February 01, 2008

Amazon's move to e-content threatens booksellers

Cutthroat price competition keeps driving bookseller after bookseller out of business. But the bigger threat is Amazon's move into digital content delivery.

I'm not too worried about e-books at this point. Amazon's Kindle isn't keeping me awake at night. Apple's Steve Jobs says Kind is dead on arrival because nobody reads anymore. Frankly, I'm more concerned about downloadable audiobooks.

Being able to sell instant downloads of audiobooks for iPod and MP3 player is going to fatten Amazon's profits. Not only does this totally lock out third-party sellers, it even cuts out book printers and distributors, the whole industry supply chain!
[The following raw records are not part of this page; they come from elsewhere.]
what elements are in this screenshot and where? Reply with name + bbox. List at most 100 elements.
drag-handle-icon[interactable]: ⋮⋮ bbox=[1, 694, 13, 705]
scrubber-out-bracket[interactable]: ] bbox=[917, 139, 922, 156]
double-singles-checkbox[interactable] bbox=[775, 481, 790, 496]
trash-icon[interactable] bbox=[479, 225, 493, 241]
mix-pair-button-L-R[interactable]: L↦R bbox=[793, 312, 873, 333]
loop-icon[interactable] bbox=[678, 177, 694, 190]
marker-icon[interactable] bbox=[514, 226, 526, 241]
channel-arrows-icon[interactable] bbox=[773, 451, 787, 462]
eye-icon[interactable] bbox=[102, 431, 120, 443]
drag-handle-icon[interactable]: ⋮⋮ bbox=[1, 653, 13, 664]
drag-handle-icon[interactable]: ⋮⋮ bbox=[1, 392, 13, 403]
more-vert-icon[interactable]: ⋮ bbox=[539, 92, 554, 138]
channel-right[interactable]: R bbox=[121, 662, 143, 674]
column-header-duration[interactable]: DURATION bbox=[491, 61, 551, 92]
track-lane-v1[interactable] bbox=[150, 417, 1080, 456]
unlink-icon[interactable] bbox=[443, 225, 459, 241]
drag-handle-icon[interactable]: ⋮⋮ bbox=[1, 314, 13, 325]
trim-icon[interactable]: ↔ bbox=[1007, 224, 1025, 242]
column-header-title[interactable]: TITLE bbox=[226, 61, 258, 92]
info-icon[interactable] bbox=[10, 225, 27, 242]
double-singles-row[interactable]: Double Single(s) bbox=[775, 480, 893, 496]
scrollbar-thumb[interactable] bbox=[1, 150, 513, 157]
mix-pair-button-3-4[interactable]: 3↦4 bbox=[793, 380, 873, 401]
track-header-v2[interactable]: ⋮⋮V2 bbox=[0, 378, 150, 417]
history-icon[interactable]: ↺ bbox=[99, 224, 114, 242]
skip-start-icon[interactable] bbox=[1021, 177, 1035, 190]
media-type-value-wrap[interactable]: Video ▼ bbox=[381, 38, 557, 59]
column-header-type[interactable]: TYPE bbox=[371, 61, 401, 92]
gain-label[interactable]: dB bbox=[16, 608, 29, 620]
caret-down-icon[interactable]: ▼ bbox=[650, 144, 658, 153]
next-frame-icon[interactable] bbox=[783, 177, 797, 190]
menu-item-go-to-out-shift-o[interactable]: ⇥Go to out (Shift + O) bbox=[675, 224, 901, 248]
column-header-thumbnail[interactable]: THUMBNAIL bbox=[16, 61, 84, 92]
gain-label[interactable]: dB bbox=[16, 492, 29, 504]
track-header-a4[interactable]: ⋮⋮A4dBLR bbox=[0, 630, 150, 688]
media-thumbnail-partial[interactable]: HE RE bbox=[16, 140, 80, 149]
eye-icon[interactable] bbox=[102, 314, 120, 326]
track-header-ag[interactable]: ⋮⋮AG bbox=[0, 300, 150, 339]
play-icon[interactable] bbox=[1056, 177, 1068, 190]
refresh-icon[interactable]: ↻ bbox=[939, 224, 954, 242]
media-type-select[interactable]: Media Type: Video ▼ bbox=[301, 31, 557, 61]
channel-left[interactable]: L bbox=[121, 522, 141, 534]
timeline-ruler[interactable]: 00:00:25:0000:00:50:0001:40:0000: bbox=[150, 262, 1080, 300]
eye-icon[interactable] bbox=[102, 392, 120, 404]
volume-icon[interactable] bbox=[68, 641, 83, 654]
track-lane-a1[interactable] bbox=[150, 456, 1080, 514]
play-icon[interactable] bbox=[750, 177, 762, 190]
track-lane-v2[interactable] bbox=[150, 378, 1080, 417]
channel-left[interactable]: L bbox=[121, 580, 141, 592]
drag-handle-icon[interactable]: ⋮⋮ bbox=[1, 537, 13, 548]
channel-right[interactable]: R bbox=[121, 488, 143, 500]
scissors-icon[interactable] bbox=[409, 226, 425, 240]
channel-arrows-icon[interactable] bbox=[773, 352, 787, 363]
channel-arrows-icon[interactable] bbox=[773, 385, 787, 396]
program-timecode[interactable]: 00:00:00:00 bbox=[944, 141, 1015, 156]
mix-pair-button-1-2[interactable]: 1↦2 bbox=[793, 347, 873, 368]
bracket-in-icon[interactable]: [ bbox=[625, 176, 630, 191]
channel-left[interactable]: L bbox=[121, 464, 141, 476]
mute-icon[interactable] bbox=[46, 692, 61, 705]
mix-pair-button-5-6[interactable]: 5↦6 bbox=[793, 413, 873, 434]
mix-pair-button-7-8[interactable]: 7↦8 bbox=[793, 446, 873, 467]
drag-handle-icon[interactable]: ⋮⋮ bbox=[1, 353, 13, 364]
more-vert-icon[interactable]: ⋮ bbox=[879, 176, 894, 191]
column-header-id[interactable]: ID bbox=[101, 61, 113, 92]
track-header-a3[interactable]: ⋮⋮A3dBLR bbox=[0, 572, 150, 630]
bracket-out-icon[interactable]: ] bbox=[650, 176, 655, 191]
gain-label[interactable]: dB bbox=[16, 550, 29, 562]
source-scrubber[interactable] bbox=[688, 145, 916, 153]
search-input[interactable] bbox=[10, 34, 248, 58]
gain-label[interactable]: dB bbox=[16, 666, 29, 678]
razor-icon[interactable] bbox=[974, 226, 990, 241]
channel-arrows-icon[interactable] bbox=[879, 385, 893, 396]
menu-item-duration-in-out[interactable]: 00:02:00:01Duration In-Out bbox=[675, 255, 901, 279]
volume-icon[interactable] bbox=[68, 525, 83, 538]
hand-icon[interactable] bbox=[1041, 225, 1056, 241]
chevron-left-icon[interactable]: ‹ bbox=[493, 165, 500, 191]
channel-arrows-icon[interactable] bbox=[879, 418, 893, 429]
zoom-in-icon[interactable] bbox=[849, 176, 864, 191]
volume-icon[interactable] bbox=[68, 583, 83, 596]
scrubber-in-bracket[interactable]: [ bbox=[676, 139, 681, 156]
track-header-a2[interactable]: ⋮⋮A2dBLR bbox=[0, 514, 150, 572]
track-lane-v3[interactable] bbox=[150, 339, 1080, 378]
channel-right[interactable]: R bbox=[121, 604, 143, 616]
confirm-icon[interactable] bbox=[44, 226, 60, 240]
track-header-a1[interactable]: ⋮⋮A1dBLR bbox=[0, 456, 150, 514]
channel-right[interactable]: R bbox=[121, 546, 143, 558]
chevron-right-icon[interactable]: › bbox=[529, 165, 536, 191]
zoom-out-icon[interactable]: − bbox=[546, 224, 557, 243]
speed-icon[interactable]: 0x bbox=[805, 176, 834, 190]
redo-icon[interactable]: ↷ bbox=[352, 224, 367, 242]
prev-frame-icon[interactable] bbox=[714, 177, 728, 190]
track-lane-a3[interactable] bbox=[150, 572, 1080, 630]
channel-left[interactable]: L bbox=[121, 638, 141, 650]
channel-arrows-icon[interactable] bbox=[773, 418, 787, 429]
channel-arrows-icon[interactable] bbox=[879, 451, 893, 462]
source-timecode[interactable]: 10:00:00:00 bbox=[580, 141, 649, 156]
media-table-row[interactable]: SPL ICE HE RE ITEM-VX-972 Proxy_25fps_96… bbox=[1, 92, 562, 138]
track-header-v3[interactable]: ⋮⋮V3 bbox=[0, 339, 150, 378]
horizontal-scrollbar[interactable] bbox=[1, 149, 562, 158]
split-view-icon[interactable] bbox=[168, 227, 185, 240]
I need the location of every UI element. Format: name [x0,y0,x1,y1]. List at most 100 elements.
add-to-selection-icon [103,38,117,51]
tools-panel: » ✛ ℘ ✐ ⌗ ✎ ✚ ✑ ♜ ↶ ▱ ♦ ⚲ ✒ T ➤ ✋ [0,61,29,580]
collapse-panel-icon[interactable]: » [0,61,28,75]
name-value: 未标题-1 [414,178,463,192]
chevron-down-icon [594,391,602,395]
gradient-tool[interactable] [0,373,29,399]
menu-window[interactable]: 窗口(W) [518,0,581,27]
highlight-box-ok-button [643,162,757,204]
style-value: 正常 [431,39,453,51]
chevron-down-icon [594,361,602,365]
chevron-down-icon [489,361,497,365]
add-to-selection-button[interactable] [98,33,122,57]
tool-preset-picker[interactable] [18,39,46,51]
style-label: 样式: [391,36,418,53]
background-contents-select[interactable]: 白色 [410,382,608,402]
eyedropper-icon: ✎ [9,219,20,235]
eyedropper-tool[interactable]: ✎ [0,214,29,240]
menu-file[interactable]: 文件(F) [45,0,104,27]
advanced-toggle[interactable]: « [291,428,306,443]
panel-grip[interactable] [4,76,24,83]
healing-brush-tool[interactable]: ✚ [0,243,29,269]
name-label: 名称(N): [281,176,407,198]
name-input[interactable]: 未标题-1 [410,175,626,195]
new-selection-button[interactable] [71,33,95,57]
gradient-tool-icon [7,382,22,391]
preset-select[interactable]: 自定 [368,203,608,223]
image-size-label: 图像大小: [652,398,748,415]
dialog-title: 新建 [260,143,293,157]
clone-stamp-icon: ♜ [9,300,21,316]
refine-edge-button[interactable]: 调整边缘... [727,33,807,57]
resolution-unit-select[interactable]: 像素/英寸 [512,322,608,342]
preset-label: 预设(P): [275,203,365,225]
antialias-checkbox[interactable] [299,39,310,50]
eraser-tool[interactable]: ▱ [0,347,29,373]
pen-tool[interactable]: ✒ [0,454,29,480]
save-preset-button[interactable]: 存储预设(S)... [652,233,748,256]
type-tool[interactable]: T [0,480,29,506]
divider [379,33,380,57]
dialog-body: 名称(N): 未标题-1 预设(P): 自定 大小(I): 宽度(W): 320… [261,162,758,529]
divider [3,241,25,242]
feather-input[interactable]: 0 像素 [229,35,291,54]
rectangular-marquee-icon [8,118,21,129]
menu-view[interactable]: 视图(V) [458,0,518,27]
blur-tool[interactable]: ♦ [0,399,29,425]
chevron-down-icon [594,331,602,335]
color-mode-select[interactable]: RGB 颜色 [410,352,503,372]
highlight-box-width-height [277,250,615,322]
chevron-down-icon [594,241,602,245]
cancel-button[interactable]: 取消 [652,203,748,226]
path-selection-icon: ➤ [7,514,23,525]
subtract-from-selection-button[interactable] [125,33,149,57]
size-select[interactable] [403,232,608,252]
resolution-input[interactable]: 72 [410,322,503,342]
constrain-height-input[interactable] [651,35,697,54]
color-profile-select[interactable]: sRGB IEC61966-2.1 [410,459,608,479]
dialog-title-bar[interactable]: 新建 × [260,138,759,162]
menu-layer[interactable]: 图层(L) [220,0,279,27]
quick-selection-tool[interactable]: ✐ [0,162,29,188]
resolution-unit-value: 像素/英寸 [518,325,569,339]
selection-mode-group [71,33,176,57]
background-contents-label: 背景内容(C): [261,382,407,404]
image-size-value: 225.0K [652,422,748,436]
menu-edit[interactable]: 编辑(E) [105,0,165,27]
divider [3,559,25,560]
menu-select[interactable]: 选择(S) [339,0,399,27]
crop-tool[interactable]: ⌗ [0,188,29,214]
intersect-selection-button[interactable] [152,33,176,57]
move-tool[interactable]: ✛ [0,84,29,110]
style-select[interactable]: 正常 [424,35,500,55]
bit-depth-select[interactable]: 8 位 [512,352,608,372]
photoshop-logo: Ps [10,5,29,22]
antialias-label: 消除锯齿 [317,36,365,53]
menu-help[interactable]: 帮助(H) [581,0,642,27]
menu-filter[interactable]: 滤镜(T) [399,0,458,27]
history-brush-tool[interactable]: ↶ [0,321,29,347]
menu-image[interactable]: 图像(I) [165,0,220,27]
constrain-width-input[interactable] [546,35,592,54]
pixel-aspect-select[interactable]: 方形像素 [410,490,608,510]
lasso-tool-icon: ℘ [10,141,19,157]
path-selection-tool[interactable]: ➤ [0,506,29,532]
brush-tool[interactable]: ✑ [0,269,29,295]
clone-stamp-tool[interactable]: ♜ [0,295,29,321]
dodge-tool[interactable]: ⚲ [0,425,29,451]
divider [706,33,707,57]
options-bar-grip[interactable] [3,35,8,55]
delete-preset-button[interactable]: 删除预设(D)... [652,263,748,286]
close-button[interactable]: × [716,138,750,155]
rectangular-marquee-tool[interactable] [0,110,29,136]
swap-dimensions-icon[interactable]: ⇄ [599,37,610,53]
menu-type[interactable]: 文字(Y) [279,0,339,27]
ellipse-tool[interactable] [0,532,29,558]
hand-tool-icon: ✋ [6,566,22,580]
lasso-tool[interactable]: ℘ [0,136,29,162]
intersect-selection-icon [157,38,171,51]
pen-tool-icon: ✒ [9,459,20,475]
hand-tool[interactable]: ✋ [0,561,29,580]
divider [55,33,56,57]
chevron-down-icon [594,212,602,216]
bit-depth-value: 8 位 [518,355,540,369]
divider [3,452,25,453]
All Amazon needs to do is add a few bits to its computer.
On Thursday Amazon said that it had agreed to buy Audible, the Web’s largest provider of downloadable audiobooks, for $300 million. Amazon isn’t saying much about what it will do with the company, but bringing audiobooks directly to its Web site and to the Kindle is the obvious first step.
I'm not a computer geek by any stretch of the imagination, but I bought an MP3 player about a year ago and have worn out three sets of headphones since. I've been really surprised with the quality of the audiobook experience -- I don't know whether it's my imagination or not, but I seem to absorb more of a book's content when I'm listening to a good reader.

Someday soon, everyone is going to have a cellphone with the same capability of these MP3 player.